Judiciary Ranking Member Lamar Smith, R-Tex., complained to Berman that the IP Subcommittee markup ran concurrently with those of other subcommittees, perhaps preventing some IP Subcommittee members from having a voice on changes to HR- 4279. To give his two cents’ worth Smith had to leave an engrossing Commercial and Administrative Law Subcommittee hearing, he said. Berman said he could do little to improve scheduling, noting his own frustrated attempts.

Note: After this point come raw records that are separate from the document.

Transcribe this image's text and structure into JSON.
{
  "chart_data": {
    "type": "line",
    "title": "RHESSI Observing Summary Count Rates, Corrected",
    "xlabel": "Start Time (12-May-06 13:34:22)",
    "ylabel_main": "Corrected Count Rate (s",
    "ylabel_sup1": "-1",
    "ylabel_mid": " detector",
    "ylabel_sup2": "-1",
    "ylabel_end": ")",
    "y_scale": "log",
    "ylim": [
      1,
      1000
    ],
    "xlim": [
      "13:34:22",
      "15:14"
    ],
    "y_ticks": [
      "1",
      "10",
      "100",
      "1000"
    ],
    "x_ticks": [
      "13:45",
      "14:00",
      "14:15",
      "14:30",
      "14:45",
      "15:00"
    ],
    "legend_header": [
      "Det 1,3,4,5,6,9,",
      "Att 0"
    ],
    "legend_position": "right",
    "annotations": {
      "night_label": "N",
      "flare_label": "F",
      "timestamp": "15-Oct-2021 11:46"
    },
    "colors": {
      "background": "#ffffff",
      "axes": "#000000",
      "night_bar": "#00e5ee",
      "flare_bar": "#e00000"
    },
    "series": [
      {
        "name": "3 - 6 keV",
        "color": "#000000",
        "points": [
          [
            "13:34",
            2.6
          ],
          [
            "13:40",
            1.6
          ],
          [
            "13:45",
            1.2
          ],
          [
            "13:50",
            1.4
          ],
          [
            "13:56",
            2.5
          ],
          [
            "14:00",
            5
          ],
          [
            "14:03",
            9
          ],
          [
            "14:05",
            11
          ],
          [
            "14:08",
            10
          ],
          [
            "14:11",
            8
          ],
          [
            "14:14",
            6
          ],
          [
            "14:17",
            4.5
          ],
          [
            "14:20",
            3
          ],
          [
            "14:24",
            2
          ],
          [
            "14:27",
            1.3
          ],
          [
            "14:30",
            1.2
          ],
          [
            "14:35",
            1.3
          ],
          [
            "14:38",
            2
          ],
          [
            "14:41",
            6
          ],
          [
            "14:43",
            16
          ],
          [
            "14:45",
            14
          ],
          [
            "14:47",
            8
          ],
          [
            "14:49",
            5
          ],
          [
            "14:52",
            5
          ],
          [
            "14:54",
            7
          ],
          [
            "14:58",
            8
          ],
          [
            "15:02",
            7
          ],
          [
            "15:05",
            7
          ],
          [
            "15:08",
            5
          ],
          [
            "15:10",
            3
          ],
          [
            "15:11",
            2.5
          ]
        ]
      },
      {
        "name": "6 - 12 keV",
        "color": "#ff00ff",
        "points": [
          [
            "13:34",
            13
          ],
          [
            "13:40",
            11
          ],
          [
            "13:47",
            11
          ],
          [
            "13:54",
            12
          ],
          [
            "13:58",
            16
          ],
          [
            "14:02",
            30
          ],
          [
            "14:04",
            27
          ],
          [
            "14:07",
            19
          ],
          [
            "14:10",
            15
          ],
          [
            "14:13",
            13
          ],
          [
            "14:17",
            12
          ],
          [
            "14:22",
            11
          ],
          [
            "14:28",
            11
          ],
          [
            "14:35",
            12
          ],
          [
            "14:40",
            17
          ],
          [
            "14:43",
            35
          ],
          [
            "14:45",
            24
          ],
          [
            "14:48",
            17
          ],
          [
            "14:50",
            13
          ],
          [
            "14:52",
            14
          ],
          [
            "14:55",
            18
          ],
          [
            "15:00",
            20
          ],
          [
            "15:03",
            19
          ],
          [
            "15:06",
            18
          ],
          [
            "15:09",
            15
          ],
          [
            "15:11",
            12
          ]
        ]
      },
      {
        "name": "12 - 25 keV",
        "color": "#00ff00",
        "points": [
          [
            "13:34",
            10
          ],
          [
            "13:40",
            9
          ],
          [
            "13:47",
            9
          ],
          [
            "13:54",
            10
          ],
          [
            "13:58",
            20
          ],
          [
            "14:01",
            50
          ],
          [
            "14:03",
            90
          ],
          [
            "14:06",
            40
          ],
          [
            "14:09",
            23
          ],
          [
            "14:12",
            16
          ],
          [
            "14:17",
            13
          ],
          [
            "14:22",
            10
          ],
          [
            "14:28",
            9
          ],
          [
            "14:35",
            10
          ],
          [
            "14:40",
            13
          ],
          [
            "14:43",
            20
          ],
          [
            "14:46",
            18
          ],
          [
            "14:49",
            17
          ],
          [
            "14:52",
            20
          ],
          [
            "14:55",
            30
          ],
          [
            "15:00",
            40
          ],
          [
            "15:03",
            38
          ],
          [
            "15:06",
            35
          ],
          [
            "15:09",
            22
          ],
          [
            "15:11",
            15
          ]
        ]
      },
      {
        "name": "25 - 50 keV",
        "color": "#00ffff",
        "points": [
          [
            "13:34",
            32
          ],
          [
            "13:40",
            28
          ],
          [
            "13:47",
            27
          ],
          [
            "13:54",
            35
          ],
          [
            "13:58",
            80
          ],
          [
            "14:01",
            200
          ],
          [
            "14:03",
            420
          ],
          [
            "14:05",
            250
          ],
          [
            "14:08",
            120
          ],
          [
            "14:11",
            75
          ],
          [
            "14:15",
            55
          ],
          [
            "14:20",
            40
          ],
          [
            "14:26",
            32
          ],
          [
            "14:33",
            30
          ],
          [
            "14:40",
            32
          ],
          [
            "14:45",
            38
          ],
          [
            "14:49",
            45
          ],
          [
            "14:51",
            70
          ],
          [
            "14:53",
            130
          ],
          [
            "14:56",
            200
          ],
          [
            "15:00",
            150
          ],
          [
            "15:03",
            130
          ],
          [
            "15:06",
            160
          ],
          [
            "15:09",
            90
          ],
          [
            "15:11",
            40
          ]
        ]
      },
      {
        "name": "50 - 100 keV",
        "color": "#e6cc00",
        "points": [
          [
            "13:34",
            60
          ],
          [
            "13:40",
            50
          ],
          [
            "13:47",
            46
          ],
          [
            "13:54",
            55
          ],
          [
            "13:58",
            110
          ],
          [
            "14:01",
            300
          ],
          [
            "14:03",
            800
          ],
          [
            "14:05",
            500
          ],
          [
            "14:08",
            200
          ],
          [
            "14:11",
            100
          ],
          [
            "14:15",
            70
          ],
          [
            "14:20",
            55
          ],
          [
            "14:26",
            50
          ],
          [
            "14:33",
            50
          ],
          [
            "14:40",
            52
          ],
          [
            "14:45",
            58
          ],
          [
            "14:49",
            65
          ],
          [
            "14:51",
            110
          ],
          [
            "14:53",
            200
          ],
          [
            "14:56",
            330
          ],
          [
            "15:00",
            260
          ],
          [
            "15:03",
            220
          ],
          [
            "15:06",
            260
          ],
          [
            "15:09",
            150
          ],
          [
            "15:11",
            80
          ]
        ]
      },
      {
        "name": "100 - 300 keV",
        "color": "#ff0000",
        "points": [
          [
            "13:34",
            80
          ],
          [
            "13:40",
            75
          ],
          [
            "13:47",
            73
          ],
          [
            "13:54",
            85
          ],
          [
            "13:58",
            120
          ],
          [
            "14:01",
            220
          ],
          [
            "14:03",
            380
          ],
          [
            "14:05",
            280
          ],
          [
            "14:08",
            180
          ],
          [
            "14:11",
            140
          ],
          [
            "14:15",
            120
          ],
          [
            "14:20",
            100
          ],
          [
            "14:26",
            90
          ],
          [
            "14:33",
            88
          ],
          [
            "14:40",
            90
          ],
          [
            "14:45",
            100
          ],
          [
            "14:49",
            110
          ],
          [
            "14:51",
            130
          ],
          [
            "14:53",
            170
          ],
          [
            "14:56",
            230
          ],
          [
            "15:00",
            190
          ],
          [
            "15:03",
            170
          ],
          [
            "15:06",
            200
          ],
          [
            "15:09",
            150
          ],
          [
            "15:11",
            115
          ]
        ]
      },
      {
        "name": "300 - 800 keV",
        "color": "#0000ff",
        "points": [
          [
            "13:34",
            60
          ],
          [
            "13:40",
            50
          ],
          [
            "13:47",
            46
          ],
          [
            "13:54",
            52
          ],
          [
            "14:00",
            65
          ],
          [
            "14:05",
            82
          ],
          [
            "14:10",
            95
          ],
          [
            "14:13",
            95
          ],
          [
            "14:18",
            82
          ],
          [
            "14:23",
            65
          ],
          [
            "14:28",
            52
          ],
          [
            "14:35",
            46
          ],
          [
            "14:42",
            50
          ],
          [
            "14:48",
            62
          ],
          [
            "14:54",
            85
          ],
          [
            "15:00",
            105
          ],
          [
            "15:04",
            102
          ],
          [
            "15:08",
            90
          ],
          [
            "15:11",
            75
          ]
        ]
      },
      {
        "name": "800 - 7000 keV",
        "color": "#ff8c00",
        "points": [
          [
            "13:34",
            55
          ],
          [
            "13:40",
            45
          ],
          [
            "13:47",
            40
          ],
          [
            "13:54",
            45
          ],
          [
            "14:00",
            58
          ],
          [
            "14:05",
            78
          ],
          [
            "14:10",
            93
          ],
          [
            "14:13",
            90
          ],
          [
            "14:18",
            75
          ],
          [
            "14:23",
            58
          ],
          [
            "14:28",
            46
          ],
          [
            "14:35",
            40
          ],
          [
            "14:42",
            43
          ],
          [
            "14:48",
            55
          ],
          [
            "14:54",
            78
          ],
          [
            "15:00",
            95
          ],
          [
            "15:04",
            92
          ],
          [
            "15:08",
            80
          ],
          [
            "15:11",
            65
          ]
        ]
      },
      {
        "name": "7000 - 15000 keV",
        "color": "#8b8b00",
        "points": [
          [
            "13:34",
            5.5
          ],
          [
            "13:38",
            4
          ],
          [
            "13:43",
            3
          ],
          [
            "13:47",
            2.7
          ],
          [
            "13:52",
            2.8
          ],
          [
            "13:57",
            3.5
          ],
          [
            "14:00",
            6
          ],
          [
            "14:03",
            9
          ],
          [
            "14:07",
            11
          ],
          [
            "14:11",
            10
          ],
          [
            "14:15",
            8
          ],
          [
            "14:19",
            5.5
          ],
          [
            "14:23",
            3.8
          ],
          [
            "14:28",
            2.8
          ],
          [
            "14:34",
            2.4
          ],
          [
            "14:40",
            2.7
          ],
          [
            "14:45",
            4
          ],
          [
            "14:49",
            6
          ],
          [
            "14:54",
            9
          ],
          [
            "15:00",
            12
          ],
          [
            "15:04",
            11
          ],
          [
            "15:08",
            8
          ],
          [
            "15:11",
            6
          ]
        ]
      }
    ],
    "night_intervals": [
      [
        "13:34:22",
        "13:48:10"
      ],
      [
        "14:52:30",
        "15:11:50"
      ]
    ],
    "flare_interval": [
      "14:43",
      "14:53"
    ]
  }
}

Copyright groups didn’t mention the manager’s amendment in lauding the subcommittee for passing the bill. Copyright Alliance Executive Director Patrick Ross is “particularly pleased” the subcommittee excluded “anti-copyright provisions” that had been targeted by rightsholders, he said, citing his group’s letter against inserting provisions from HR-1201, the FAIR USE Act (WID March 4 p4). Mitch Glazier, RIAA executive vice president of government and industry relations, said the vote signaled the first step toward “enacting a common sense bill that closes needless loopholes” in copyright law. National Music Publishers Association President David Israelite, a former DoJ attorney handling IP enforcement, said enacting the bill would “go a long way towards making sure law enforcement agencies have what they need” in the U.S. and abroad. MPAA Chairman Dan Glickman said the measure would “protect the many American business sectors and American workers that depend on intellectual property.”

The bill’s provisions “are the critical resources we need to raise the priority of IP enforcement on many fronts,” NBC Universal said. An executive at NBCU told us the company and Coalition Against Counterfeiting and Piracy, led by NBCU General Counsel Rick Cotton, “never… felt that strongly about” provisions altered by the manager’s amendment. The company and coalition didn’t include those subjects in its proposal last year and “there are much bigger things on the table here.”

Public Knowledge welcomed changes to the bill. The original compilation provision would have allowed infringement damages “far above any reasonable levels,” and the broad forfeiture section would have let the government take cars or homes with “only the most tangential relationship” to infringement, said President Gigi Sohn.